Von "Salome" zur "Toteninsel"

Ein Schlüsselerlebnis war für Rachmaninow der Besuch in der Semperoper, wo er mit "Salome" zum ersten Mal ein Werk seines Zeitgenossen Richard Strauss erlebte. Unter dem Eindruck nahm Rachmaninow eine Oper in Angriff. "Monna Vanna" blieb jedoch unvollendet.

"Salome" in der Dresdener Semperoper, 1905Bild: picture-alliance/akg-images
Sir Simon - ein großer FanBild: picture-alliance/dpa

Dafür entstanden in Dresden drei seiner Schlüsselwerke: die Zweite Symphonie, die Rachmaninow als Komponisten weltberühmt machte, die Klaviersonate Nr. 1 und die symphonische Dichtung "Die Toteninsel", inspiriert vom gleichnamigen Bild von Arnold Böcklin.

Von wegen "Musik für den Unterleib"

Eine allzu große Rachmaninow-Liebe galt eine Zeitlang als suspekt: Die Musikkritiker schrieben von "sentimentaler Banalität", "gefühlvoller Jauche" und sogar von "Musik für den Unterleib". Das ist nicht nur der grundsätzlichen antiromantischen Gesinnung der Nachkriegsjahre zu verdanken. Der ebenfalls in Russland geborene, Amerikaner gewordene Komponist Igor Strawinsky polemisierte gegen die russische Spätromantik und stempelte Rachmaninows Werk als "grandiose Filmmusik" ab. Apropos Film: "Das verflixte siebte Jahr" vom Regisseur Billy Wilder, in dem Marilyn Monroe zu den Tönen von Rachmaninows 2. Klavierkonzert verführt wird, hat das Image des russischen Komponisten nachhaltig geprägt.

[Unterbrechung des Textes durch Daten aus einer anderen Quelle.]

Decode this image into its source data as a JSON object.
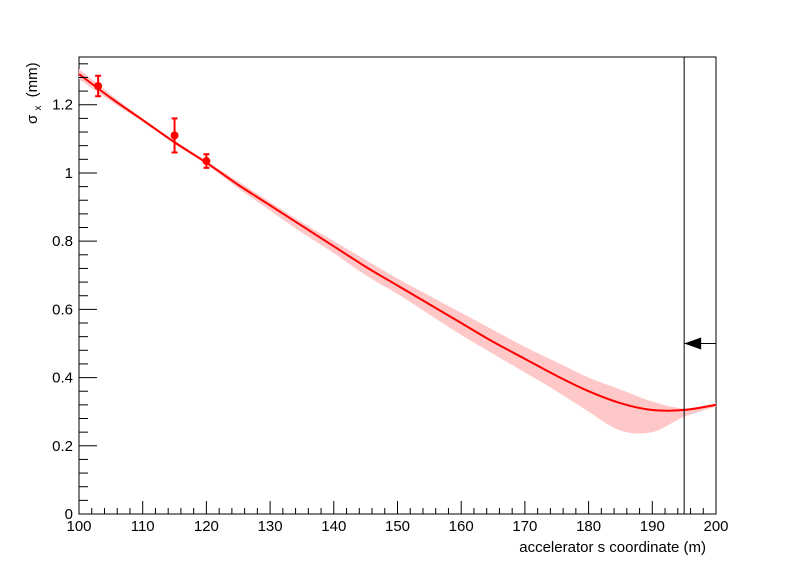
{
  "chart_data": {
    "type": "line",
    "title": "",
    "xlabel": "accelerator s coordinate (m)",
    "ylabel_main": "σ",
    "ylabel_sub": "x",
    "ylabel_unit": "(mm)",
    "xlim": [
      100,
      200
    ],
    "ylim": [
      0,
      1.34
    ],
    "x_ticks": [
      100,
      110,
      120,
      130,
      140,
      150,
      160,
      170,
      180,
      190,
      200
    ],
    "y_ticks": [
      0,
      0.2,
      0.4,
      0.6,
      0.8,
      1,
      1.2
    ],
    "x_tick_labels": [
      "100",
      "110",
      "120",
      "130",
      "140",
      "150",
      "160",
      "170",
      "180",
      "190",
      "200"
    ],
    "y_tick_labels": [
      "0",
      "0.2",
      "0.4",
      "0.6",
      "0.8",
      "1",
      "1.2"
    ],
    "grid": false,
    "colors": {
      "curve": "#ff0000",
      "band": "#ffc8c8",
      "points": "#ff0000",
      "marker": "#000000"
    },
    "fit_curve": {
      "x": [
        100,
        105,
        110,
        115,
        120,
        125,
        130,
        135,
        140,
        145,
        150,
        155,
        160,
        165,
        170,
        175,
        180,
        185,
        190,
        195,
        200
      ],
      "y": [
        1.29,
        1.22,
        1.155,
        1.09,
        1.03,
        0.965,
        0.905,
        0.845,
        0.785,
        0.725,
        0.67,
        0.615,
        0.56,
        0.505,
        0.455,
        0.405,
        0.36,
        0.325,
        0.305,
        0.305,
        0.32
      ]
    },
    "error_band": {
      "x": [
        100,
        105,
        110,
        115,
        120,
        125,
        130,
        135,
        140,
        145,
        150,
        155,
        160,
        165,
        170,
        175,
        180,
        185,
        190,
        195,
        200
      ],
      "upper": [
        1.305,
        1.23,
        1.16,
        1.095,
        1.035,
        0.975,
        0.915,
        0.855,
        0.8,
        0.745,
        0.69,
        0.64,
        0.59,
        0.54,
        0.49,
        0.445,
        0.4,
        0.365,
        0.33,
        0.31,
        0.325
      ],
      "lower": [
        1.275,
        1.21,
        1.15,
        1.085,
        1.025,
        0.955,
        0.89,
        0.825,
        0.765,
        0.7,
        0.645,
        0.585,
        0.525,
        0.47,
        0.415,
        0.36,
        0.3,
        0.245,
        0.24,
        0.285,
        0.315
      ]
    },
    "measurements": [
      {
        "x": 103,
        "y": 1.255,
        "yerr": 0.03
      },
      {
        "x": 115,
        "y": 1.11,
        "yerr": 0.05
      },
      {
        "x": 120,
        "y": 1.035,
        "yerr": 0.02
      }
    ],
    "vertical_line_x": 195,
    "arrow": {
      "x_tip": 195,
      "x_tail": 200,
      "y": 0.5,
      "direction": "left"
    }
  }
}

In den letzten anderthalb Jahrzehnten vollzog sich allerdings ein Wandel. "Die Beziehung der Deutschen zu Rachmaninow hat sich grundlegend geändert", stellte Andreas Wehrmeyer in einem DW-Interview fest. Der Regensburger Musikwissenschaftler und Autor einer Rachmaninow-Biografie ergänzte: "Früher bekam man Rachmaninows Musik in Deutschland nur selten zu hören. Inzwischen ist sie Teil des Stammrepertoires."

Dies ist, so Wehrmeyer, vor allem einer Vielzahl russischer Musiker in Deutschland zu verdanken, die Rachmaninows Musik lieben und auf hohem Niveau spielen. Nicht zu unterschätzen ist aber auch die "Wiederentdeckung" Rachmaninows durch Sir Simon Rattle und die Berliner Philharmoniker, die neulich "Die Glocken", Rachmaninows Hauptwerk, bar jeder Süffigkeit grandios interpretierten.

"Rachmaninows Aktualität besteht darin, dass er sich den üblichen Zumutungen des Aktuellen entzieht", meint Andreas Wehrmeyer.